As horas nunca passaram tão devagar. Meus olhos desistiram de acompanhar o movimento monótono dos ponteiros, e numa luta desesperada para se manterem acordados, distraem-se observando o vaguear incerto das luzes coloridas que invadem o meu quarto pela cortina semi-aberta. São as luzes das festas. Os fogos me incomodam, assim como os risos e toda algazarra que vem da rua. Hoje é dia de ano bom.
Parece que faz duas horas que olhei o relógio pela última vez. 23h30min. A hora é a mesma. Chego a achar que o relógio está com defeito, mas logo o ponteiro dos segundos se move preguiçosamente, num esforço fora do comum, como se fosse desistir do ofício. As minhas costas doem, mas não quero me virar. Quero continuar de frente para o relógio esperando os minutos passarem. A luz está acessa. Não posso dormir. Falta pouco agora. Ela disse que ligaria às 23h50min. Olho o telefone ao lado da cama. Ele está calado, frio, imparcial. Não dá a mínima para o que estou passando. Angústia! Penso em ligar, mas uma ponta de dignidade me lembra o amor próprio. Os olhos se enchem de lágrimas antigas que nunca deixei cair. Lágrimas amargas que chegam ao canto da boca. Um nó na garganta me sufoca. Penso na morte; em deixar a vida, que nunca pareceu fazer questão de mim. Dores adormecidas se aproximam para fazerem companhia ao meu estado emocional. Ansiedade! Ensaios de ansiedade: sofrimento dobrado, sentimento que anuncia o fracasso.
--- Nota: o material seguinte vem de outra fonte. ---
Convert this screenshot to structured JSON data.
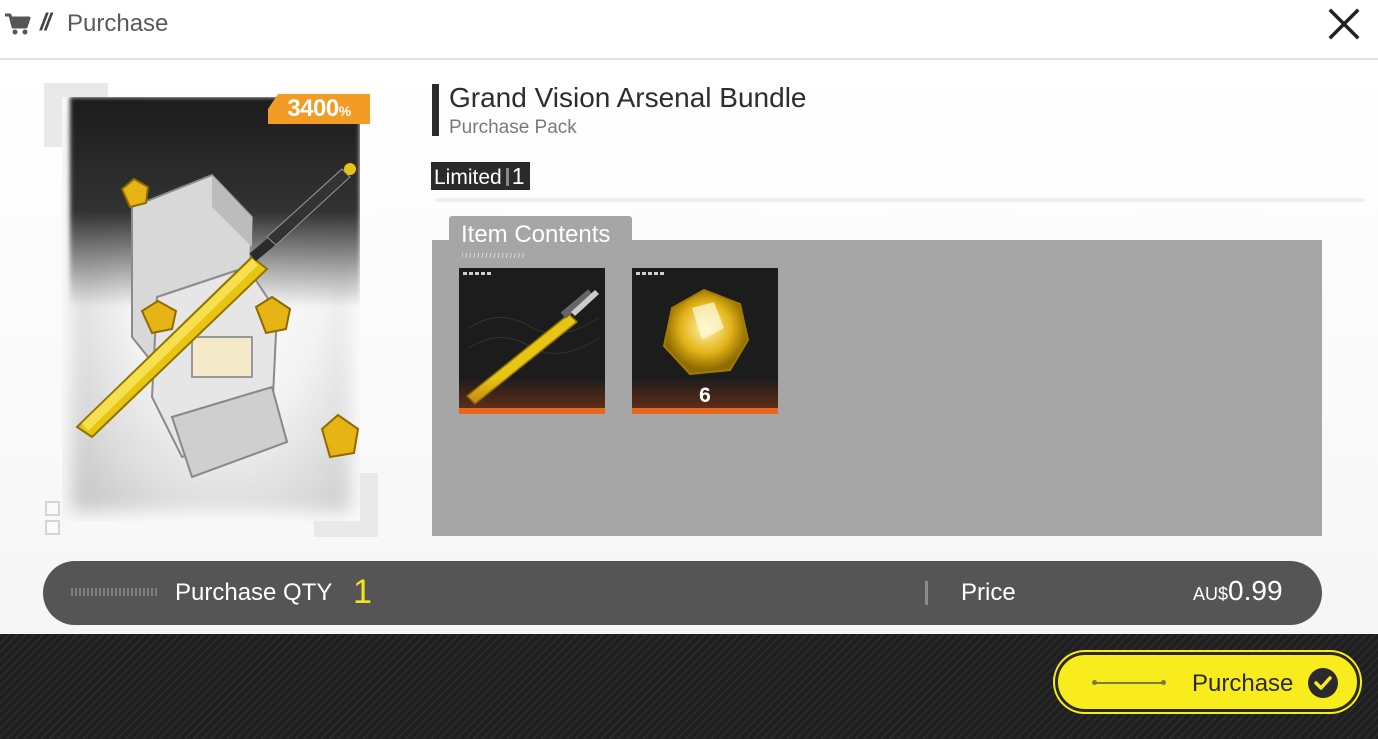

23h50min. Enxugo as lágrimas, tento me recompor. O telefone toca… É engano. Levanto da cama desnorteado, abro a cortina como se estivesse espiando algo que não devia. Vejo minha vida miserável através da alegria alheia. Eles estão cantando. A música alta é deprimente e me machuca como o sol pra quem vive nas cavernas. Volto ao choro. Os fogos se intensificam, mas não ouço nada; não quero ouvir. Apago as luzes e me atiro na cama.
0h15min. O telefone toca novamente e me acorda. Eu estava sonhando e por isso demorei a atender. É ela. Ainda estou magoado, mas ao som de sua voz, já não sinto rancores. É como a música de Davi aos ouvidos de Saul. Meus demônios se vão e uma alegria me invade. Meu espírito se renova e cicatriza as inúmeras feridas que minha ansiedade fez.
Desligo. Adormeço e volto a sonhar com ela.
Está tudo tranqüilo agora. Estou na rua compartilhando as luzes coloridas. Pessoas por todos os lados. A música está alta, mas eu não ligo. Ela está na multidão… Ensaio nova ansiedade. Mas ela me abraça, sussurra o meu nome, e diz que nunca mais vai me deixar. Encontro paz.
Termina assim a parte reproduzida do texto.